= Oscar Tenner =

German-American chess player (1880–1948)

Oscar Tenner (sometimes Oskar) (אוסקר טנר; 5 April 1880, in Lemberg – 24 December 1948) was a Galicia (Poland)-born German–American chess master.

At the beginning of his career, he played in several tournaments in Germany. He won (elim.) and took 4th at Hamburg 1910 (DSB Congress, C tournament), took 7th at Berlin 1911 (Carl Ahues won), tied for 9-10th at Breslau 1912 (DSB-Congress, Hauptturnier A, Bernhard Gregory won), shared 3rd at Jungbunzlau (Mlada Boleslav) 1913 (Karel Hromádka won), and tied for 2nd-3rd with Ilya Rabinovich, behind B. Hallegua, at Mannheim 1914 (interrupted DSB-Congress, Hauptturnier A).

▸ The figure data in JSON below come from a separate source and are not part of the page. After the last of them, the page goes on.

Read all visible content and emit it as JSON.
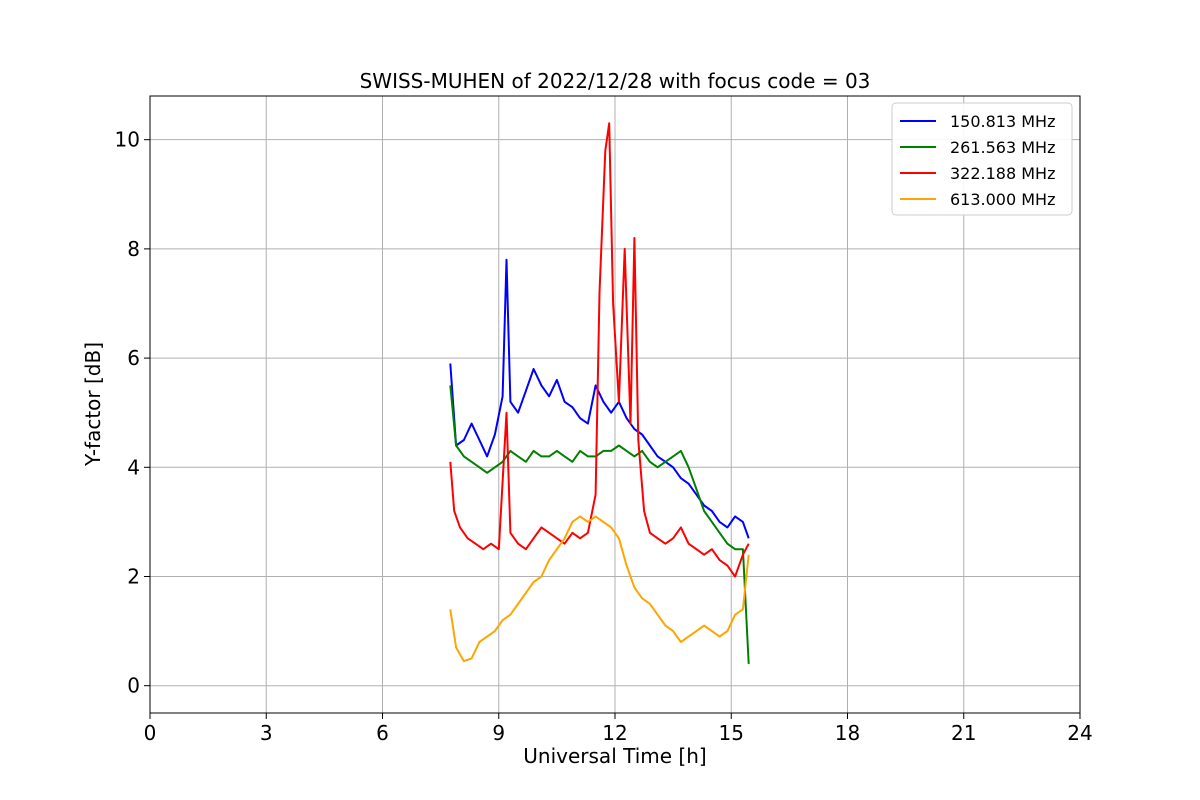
{
  "chart_data": {
    "type": "line",
    "title": "SWISS-MUHEN of 2022/12/28 with focus code = 03",
    "xlabel": "Universal Time [h]",
    "ylabel": "Y-factor [dB]",
    "xlim": [
      0,
      24
    ],
    "ylim": [
      -0.5,
      10.8
    ],
    "xticks": [
      0,
      3,
      6,
      9,
      12,
      15,
      18,
      21,
      24
    ],
    "yticks": [
      0,
      2,
      4,
      6,
      8,
      10
    ],
    "xtick_labels": [
      "0",
      "3",
      "6",
      "9",
      "12",
      "15",
      "18",
      "21",
      "24"
    ],
    "ytick_labels": [
      "0",
      "2",
      "4",
      "6",
      "8",
      "10"
    ],
    "grid": true,
    "legend_position": "top-right",
    "series": [
      {
        "name": "150.813 MHz",
        "color": "#0000ff",
        "x": [
          7.75,
          7.9,
          8.1,
          8.3,
          8.5,
          8.7,
          8.9,
          9.1,
          9.2,
          9.3,
          9.5,
          9.7,
          9.9,
          10.1,
          10.3,
          10.5,
          10.7,
          10.9,
          11.1,
          11.3,
          11.5,
          11.7,
          11.9,
          12.1,
          12.3,
          12.5,
          12.7,
          12.9,
          13.1,
          13.3,
          13.5,
          13.7,
          13.9,
          14.1,
          14.3,
          14.5,
          14.7,
          14.9,
          15.1,
          15.3,
          15.45
        ],
        "y": [
          5.9,
          4.4,
          4.5,
          4.8,
          4.5,
          4.2,
          4.6,
          5.3,
          7.8,
          5.2,
          5.0,
          5.4,
          5.8,
          5.5,
          5.3,
          5.6,
          5.2,
          5.1,
          4.9,
          4.8,
          5.5,
          5.2,
          5.0,
          5.2,
          4.9,
          4.7,
          4.6,
          4.4,
          4.2,
          4.1,
          4.0,
          3.8,
          3.7,
          3.5,
          3.3,
          3.2,
          3.0,
          2.9,
          3.1,
          3.0,
          2.7
        ]
      },
      {
        "name": "261.563 MHz",
        "color": "#008000",
        "x": [
          7.75,
          7.9,
          8.1,
          8.3,
          8.5,
          8.7,
          8.9,
          9.1,
          9.3,
          9.5,
          9.7,
          9.9,
          10.1,
          10.3,
          10.5,
          10.7,
          10.9,
          11.1,
          11.3,
          11.5,
          11.7,
          11.9,
          12.1,
          12.3,
          12.5,
          12.7,
          12.9,
          13.1,
          13.3,
          13.5,
          13.7,
          13.9,
          14.1,
          14.3,
          14.5,
          14.7,
          14.9,
          15.1,
          15.3,
          15.45
        ],
        "y": [
          5.5,
          4.4,
          4.2,
          4.1,
          4.0,
          3.9,
          4.0,
          4.1,
          4.3,
          4.2,
          4.1,
          4.3,
          4.2,
          4.2,
          4.3,
          4.2,
          4.1,
          4.3,
          4.2,
          4.2,
          4.3,
          4.3,
          4.4,
          4.3,
          4.2,
          4.3,
          4.1,
          4.0,
          4.1,
          4.2,
          4.3,
          4.0,
          3.6,
          3.2,
          3.0,
          2.8,
          2.6,
          2.5,
          2.5,
          0.4
        ]
      },
      {
        "name": "322.188 MHz",
        "color": "#ff0000",
        "x": [
          7.75,
          7.85,
          8.0,
          8.2,
          8.4,
          8.6,
          8.8,
          9.0,
          9.2,
          9.3,
          9.5,
          9.7,
          9.9,
          10.1,
          10.3,
          10.5,
          10.7,
          10.9,
          11.1,
          11.3,
          11.5,
          11.6,
          11.75,
          11.85,
          11.95,
          12.1,
          12.25,
          12.4,
          12.5,
          12.6,
          12.75,
          12.9,
          13.1,
          13.3,
          13.5,
          13.7,
          13.9,
          14.1,
          14.3,
          14.5,
          14.7,
          14.9,
          15.1,
          15.3,
          15.45
        ],
        "y": [
          4.1,
          3.2,
          2.9,
          2.7,
          2.6,
          2.5,
          2.6,
          2.5,
          5.0,
          2.8,
          2.6,
          2.5,
          2.7,
          2.9,
          2.8,
          2.7,
          2.6,
          2.8,
          2.7,
          2.8,
          3.5,
          7.2,
          9.8,
          10.3,
          7.0,
          5.2,
          8.0,
          4.8,
          8.2,
          4.5,
          3.2,
          2.8,
          2.7,
          2.6,
          2.7,
          2.9,
          2.6,
          2.5,
          2.4,
          2.5,
          2.3,
          2.2,
          2.0,
          2.4,
          2.6
        ]
      },
      {
        "name": "613.000 MHz",
        "color": "#ffa500",
        "x": [
          7.75,
          7.9,
          8.1,
          8.3,
          8.5,
          8.7,
          8.9,
          9.1,
          9.3,
          9.5,
          9.7,
          9.9,
          10.1,
          10.3,
          10.5,
          10.7,
          10.9,
          11.1,
          11.3,
          11.5,
          11.7,
          11.9,
          12.1,
          12.3,
          12.5,
          12.7,
          12.9,
          13.1,
          13.3,
          13.5,
          13.7,
          13.9,
          14.1,
          14.3,
          14.5,
          14.7,
          14.9,
          15.1,
          15.3,
          15.45
        ],
        "y": [
          1.4,
          0.7,
          0.45,
          0.5,
          0.8,
          0.9,
          1.0,
          1.2,
          1.3,
          1.5,
          1.7,
          1.9,
          2.0,
          2.3,
          2.5,
          2.7,
          3.0,
          3.1,
          3.0,
          3.1,
          3.0,
          2.9,
          2.7,
          2.2,
          1.8,
          1.6,
          1.5,
          1.3,
          1.1,
          1.0,
          0.8,
          0.9,
          1.0,
          1.1,
          1.0,
          0.9,
          1.0,
          1.3,
          1.4,
          2.4
        ]
      }
    ]
  }
}
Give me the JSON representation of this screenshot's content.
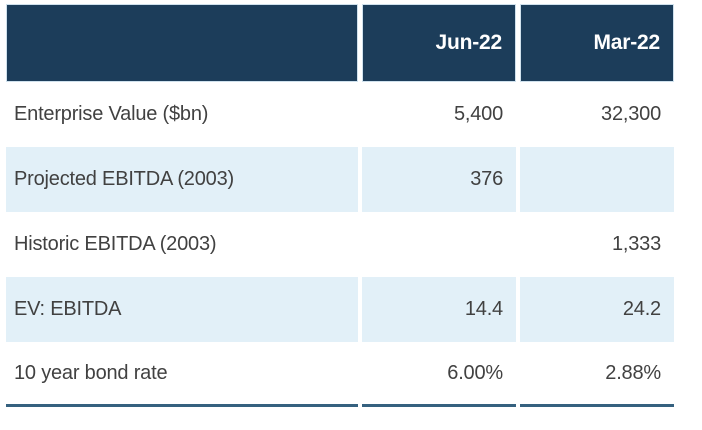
{
  "chart_data": {
    "type": "table",
    "columns": [
      "",
      "Jun-22",
      "Mar-22"
    ],
    "rows": [
      [
        "Enterprise Value ($bn)",
        "5,400",
        "32,300"
      ],
      [
        "Projected EBITDA (2003)",
        "376",
        ""
      ],
      [
        "Historic EBITDA (2003)",
        "",
        "1,333"
      ],
      [
        "EV: EBITDA",
        "14.4",
        "24.2"
      ],
      [
        "10 year bond rate",
        "6.00%",
        "2.88%"
      ]
    ],
    "layout": {
      "header_align": "right",
      "value_align": "right",
      "label_align": "left",
      "alternating_rows": "rows 2 and 4 shaded light blue",
      "column_gutters": "white 4px vertical separators",
      "bottom_rule": "3px steel-blue line under last row"
    }
  },
  "colors": {
    "header_bg": "#1c3d5a",
    "header_text": "#ffffff",
    "header_cell_border": "#cfe1ed",
    "alt_row_bg": "#e2f0f8",
    "body_text": "#414141",
    "bottom_border": "#35617f",
    "separator": "#ffffff"
  }
}
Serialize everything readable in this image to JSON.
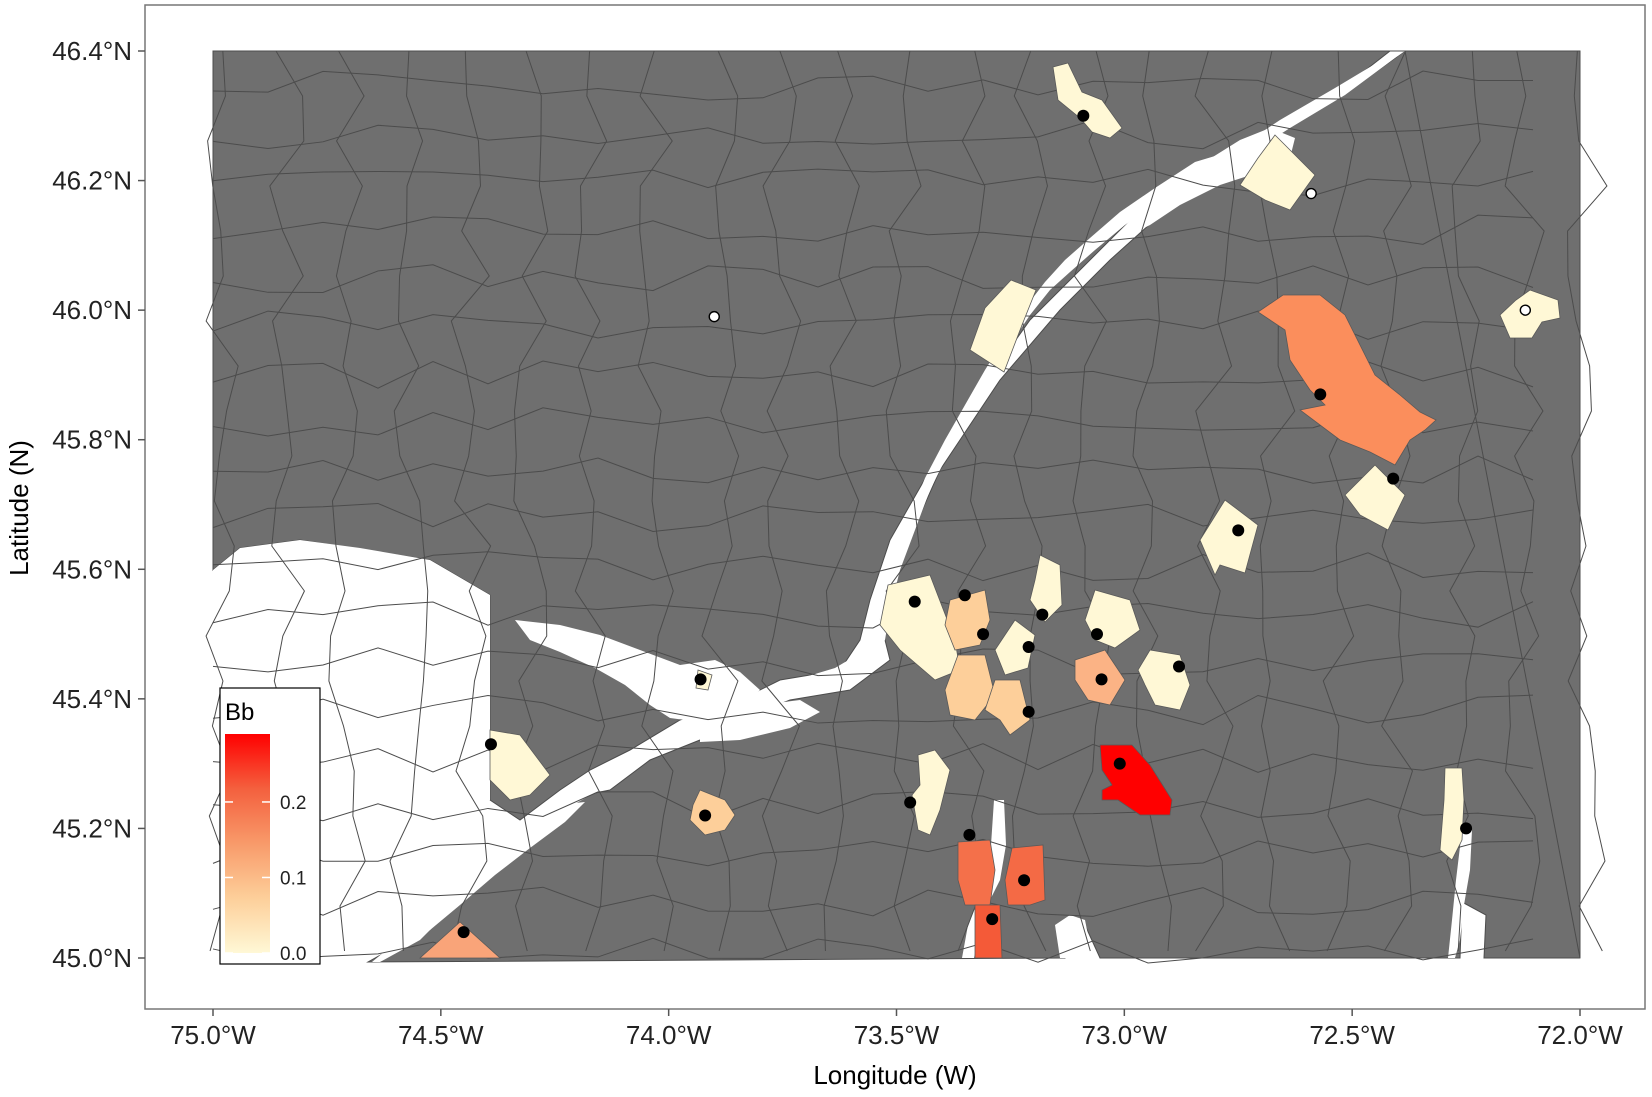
{
  "chart_data": {
    "type": "choropleth map",
    "xlabel": "Longitude (W)",
    "ylabel": "Latitude (N)",
    "xlim": [
      -75.0,
      -72.0
    ],
    "ylim": [
      45.0,
      46.4
    ],
    "x_ticks": [
      {
        "value": -75.0,
        "label": "75.0°W"
      },
      {
        "value": -74.5,
        "label": "74.5°W"
      },
      {
        "value": -74.0,
        "label": "74.0°W"
      },
      {
        "value": -73.5,
        "label": "73.5°W"
      },
      {
        "value": -73.0,
        "label": "73.0°W"
      },
      {
        "value": -72.5,
        "label": "72.5°W"
      },
      {
        "value": -72.0,
        "label": "72.0°W"
      }
    ],
    "y_ticks": [
      {
        "value": 45.0,
        "label": "45.0°N"
      },
      {
        "value": 45.2,
        "label": "45.2°N"
      },
      {
        "value": 45.4,
        "label": "45.4°N"
      },
      {
        "value": 45.6,
        "label": "45.6°N"
      },
      {
        "value": 45.8,
        "label": "45.8°N"
      },
      {
        "value": 46.0,
        "label": "46.0°N"
      },
      {
        "value": 46.2,
        "label": "46.2°N"
      },
      {
        "value": 46.4,
        "label": "46.4°N"
      }
    ],
    "legend": {
      "title": "Bb",
      "position": "bottom-left",
      "range": [
        0.0,
        0.29
      ],
      "ticks": [
        {
          "value": 0.0,
          "label": "0.0"
        },
        {
          "value": 0.1,
          "label": "0.1"
        },
        {
          "value": 0.2,
          "label": "0.2"
        }
      ],
      "colors": [
        "#fff8d6",
        "#fdcf9a",
        "#f89a6a",
        "#f4603e",
        "#ff0000"
      ]
    },
    "colors": {
      "panel_border": "#777777",
      "land": "#6f6f6f",
      "water": "#ffffff",
      "boundary": "#4c4c4c",
      "site_positive": "#000000",
      "site_negative": "#ffffff"
    },
    "sites": [
      {
        "lon": -73.09,
        "lat": 46.3,
        "bb": 0.0,
        "status": "positive"
      },
      {
        "lon": -72.59,
        "lat": 46.18,
        "bb": 0.0,
        "status": "negative"
      },
      {
        "lon": -73.9,
        "lat": 45.99,
        "bb": 0.0,
        "status": "negative"
      },
      {
        "lon": -72.12,
        "lat": 46.0,
        "bb": 0.0,
        "status": "negative"
      },
      {
        "lon": -72.57,
        "lat": 45.87,
        "bb": 0.17,
        "status": "positive"
      },
      {
        "lon": -72.41,
        "lat": 45.74,
        "bb": 0.0,
        "status": "positive"
      },
      {
        "lon": -72.75,
        "lat": 45.66,
        "bb": 0.0,
        "status": "positive"
      },
      {
        "lon": -73.18,
        "lat": 45.53,
        "bb": 0.0,
        "status": "positive"
      },
      {
        "lon": -73.46,
        "lat": 45.55,
        "bb": 0.0,
        "status": "positive"
      },
      {
        "lon": -73.35,
        "lat": 45.56,
        "bb": 0.08,
        "status": "positive"
      },
      {
        "lon": -73.31,
        "lat": 45.5,
        "bb": 0.09,
        "status": "positive"
      },
      {
        "lon": -73.21,
        "lat": 45.48,
        "bb": 0.0,
        "status": "positive"
      },
      {
        "lon": -73.06,
        "lat": 45.5,
        "bb": 0.0,
        "status": "positive"
      },
      {
        "lon": -72.88,
        "lat": 45.45,
        "bb": 0.0,
        "status": "positive"
      },
      {
        "lon": -73.05,
        "lat": 45.43,
        "bb": 0.11,
        "status": "positive"
      },
      {
        "lon": -73.21,
        "lat": 45.38,
        "bb": 0.09,
        "status": "positive"
      },
      {
        "lon": -73.93,
        "lat": 45.43,
        "bb": 0.0,
        "status": "positive"
      },
      {
        "lon": -74.39,
        "lat": 45.33,
        "bb": 0.0,
        "status": "positive"
      },
      {
        "lon": -73.01,
        "lat": 45.3,
        "bb": 0.29,
        "status": "positive"
      },
      {
        "lon": -73.47,
        "lat": 45.24,
        "bb": 0.0,
        "status": "positive"
      },
      {
        "lon": -73.92,
        "lat": 45.22,
        "bb": 0.1,
        "status": "positive"
      },
      {
        "lon": -72.25,
        "lat": 45.2,
        "bb": 0.0,
        "status": "positive"
      },
      {
        "lon": -73.34,
        "lat": 45.19,
        "bb": 0.2,
        "status": "positive"
      },
      {
        "lon": -73.22,
        "lat": 45.12,
        "bb": 0.21,
        "status": "positive"
      },
      {
        "lon": -73.29,
        "lat": 45.06,
        "bb": 0.22,
        "status": "positive"
      },
      {
        "lon": -74.45,
        "lat": 45.04,
        "bb": 0.12,
        "status": "positive"
      }
    ]
  }
}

After World War I, he tied for 6-7th at Berlin 1922 (Fritz Sämisch won), and then emigrated to the United States. He played many times in the Manhattan Chess Club Championship and other tournaments in New York. He tied for 4-5th in 1922 (Morris Schapiro won), took 5th in 1923 (Oscar Chajes won), took 2nd, behind José Raúl Capablanca, and shared 5th (Abraham Kupchik won) in 1924, tied for 6-8th in 1925 (Kupchik won), took 10th in 1926 (Géza Maróczy won), and tied for 8-9th in 1928 (Alexander Kevitz won). He also tied for 7-8th at Lake Hopatcong 1923 (the 9th American Chess Congress, Frank James Marshall and Kupchik won), and took 8th at Bradley Beach 1928 (Kupchik won).

After World War II, he took 41st at Baltimore 1948 (US Open Chess Championship, Weaver W. Adams won) at the age of 68.